Convegno > Paragrafo da 21 a 30

23. Tartaglia e Beccarino di Brunoro collaborano con l’Isolani: recupero di Corneto e Viterbo. Politica dell’Isolani.    
  
Anche il Tartaglia lo seguì poco dopo e, nel quadro di ciò che avevano progettato nei colloqui di Tuscania, si assunse il compito di ridurre in potere del legato pontificio il castello di Corneto con la collaborazione di un suo capitano assoldato di recente: Beccarino di Brunoro da Leonessa. Corneto s’era ribellata alla Chiesa quando Giovanni XXIII, come ricorderete, era fuggito da Roma per timore di Ladislao. Tartaglia e Beccarino, dunque entrarono a Corneto, la saccheggiarono ben bene, compiendo enormi atrocità, secondo l’usanza, e la obbligarono a venire a patti con il card. Isolani, portando molti prigionieri a Tuscania. La stessa sorte toccò, poi, a Viterbo, colpevole di essersi data a Ladislao.
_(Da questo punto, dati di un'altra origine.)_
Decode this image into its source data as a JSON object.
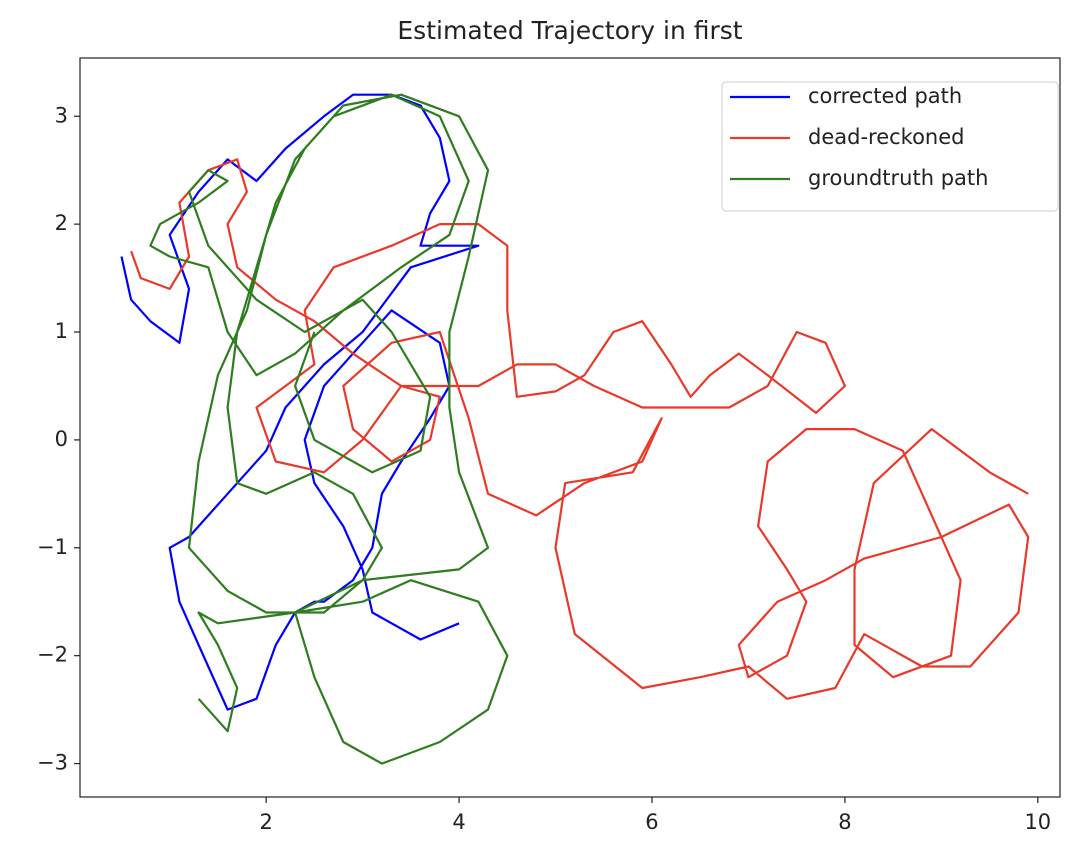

Corneto, il 1° gennaio 1515, e Viterbo, il 25 successivo, ricevettero il perdono del cardinale e vennero stipulati i capitoli di pace, che, per motivi di tempo, non illustro nei dettagli.
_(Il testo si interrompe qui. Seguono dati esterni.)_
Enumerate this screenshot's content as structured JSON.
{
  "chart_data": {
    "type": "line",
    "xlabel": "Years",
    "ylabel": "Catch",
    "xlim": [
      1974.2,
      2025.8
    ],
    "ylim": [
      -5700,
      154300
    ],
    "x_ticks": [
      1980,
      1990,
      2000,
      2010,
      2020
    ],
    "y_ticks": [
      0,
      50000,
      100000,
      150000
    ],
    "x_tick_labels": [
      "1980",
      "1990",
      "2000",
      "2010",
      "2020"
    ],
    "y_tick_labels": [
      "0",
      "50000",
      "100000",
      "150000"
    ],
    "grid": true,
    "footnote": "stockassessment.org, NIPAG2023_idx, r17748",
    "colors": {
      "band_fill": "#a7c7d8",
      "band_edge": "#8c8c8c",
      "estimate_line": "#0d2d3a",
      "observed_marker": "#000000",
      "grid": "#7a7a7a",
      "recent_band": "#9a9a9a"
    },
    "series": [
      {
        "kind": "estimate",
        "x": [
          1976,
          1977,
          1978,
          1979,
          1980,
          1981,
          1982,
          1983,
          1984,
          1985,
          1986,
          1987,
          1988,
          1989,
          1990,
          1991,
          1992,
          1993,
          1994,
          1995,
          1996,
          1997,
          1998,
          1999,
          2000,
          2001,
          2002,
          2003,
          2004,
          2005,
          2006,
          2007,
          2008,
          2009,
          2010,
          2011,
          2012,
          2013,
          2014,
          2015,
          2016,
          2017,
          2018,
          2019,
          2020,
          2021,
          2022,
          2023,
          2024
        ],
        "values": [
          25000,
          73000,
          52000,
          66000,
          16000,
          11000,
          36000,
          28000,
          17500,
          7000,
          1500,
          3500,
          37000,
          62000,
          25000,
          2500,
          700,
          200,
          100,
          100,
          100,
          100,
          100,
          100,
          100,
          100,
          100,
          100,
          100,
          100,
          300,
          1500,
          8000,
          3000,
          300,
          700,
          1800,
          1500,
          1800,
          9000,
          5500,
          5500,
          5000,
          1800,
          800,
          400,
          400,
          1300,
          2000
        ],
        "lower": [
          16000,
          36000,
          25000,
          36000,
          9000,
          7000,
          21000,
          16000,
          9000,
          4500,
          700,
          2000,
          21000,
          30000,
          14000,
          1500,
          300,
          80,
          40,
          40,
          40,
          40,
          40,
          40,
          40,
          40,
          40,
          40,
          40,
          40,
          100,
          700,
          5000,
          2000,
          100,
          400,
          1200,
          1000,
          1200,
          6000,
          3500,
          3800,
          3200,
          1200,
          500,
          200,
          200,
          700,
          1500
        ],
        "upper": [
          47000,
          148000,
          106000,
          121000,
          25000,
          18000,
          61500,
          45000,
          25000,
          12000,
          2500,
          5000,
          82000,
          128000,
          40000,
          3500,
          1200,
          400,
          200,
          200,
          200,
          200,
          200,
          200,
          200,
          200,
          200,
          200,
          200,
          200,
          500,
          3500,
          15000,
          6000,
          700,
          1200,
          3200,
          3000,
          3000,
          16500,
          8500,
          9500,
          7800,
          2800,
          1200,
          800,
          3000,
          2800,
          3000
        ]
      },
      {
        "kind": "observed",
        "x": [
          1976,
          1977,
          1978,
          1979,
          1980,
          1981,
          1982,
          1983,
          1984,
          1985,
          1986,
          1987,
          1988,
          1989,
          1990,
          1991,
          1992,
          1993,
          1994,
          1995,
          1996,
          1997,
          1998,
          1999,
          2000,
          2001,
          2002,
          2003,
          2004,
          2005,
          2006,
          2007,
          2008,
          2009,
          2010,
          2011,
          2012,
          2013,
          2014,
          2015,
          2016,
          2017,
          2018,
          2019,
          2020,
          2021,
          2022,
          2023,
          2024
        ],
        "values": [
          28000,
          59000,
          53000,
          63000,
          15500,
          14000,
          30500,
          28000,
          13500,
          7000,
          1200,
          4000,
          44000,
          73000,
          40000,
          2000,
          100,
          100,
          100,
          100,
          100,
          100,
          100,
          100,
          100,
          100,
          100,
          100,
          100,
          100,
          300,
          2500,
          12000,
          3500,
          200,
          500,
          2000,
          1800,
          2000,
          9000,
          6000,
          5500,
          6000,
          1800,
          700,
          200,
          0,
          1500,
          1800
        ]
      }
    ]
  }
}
Ma quello che premeva di più al legato pontificio non era tanto il Tartaglia o i limitati problemi del Patrimonio.
Gli urgeva (soprattutto per l’ufficio di Legato che ricopriva) mettere in chiaro i rapporti della Chiesa con la Regina Giovanna II, tanto più che dal 15 luglio 1415, dopo la deposizione dei tre Papi (il 29 maggio venne deposto Giovanni XXIII; Gregorio XII, da Rimini, fece atto di rinuncia tramite il suo protettore Carlo Malatesti; più complessa fu la deposizione di Benedetto XIII, che ridottosi ostinatamente a Valenza, non volle mai accettare la deposizione pronunciata da Concilio il 26 luglio del 1417) venne invitato a mantenere la sua veste di legato nominato dal Concilio stesso, che lo esortava a svolgere tale ufficio fino all’elezione del nuovo pontefice e a rimediare a tutti i mali: ad esempio i Padri Conciliari (in una lettera del 24 luglio 1415) gli imponevano di redarguire il Tartaglia, intimandogli di indennizzare gli inermi abitanti di Foce, perché aveva assalito e depredato il loro castello, posto nel contado di Amelia, città sottoposta al Tartaglia e governata dal nipote Cristoforo da Lavello.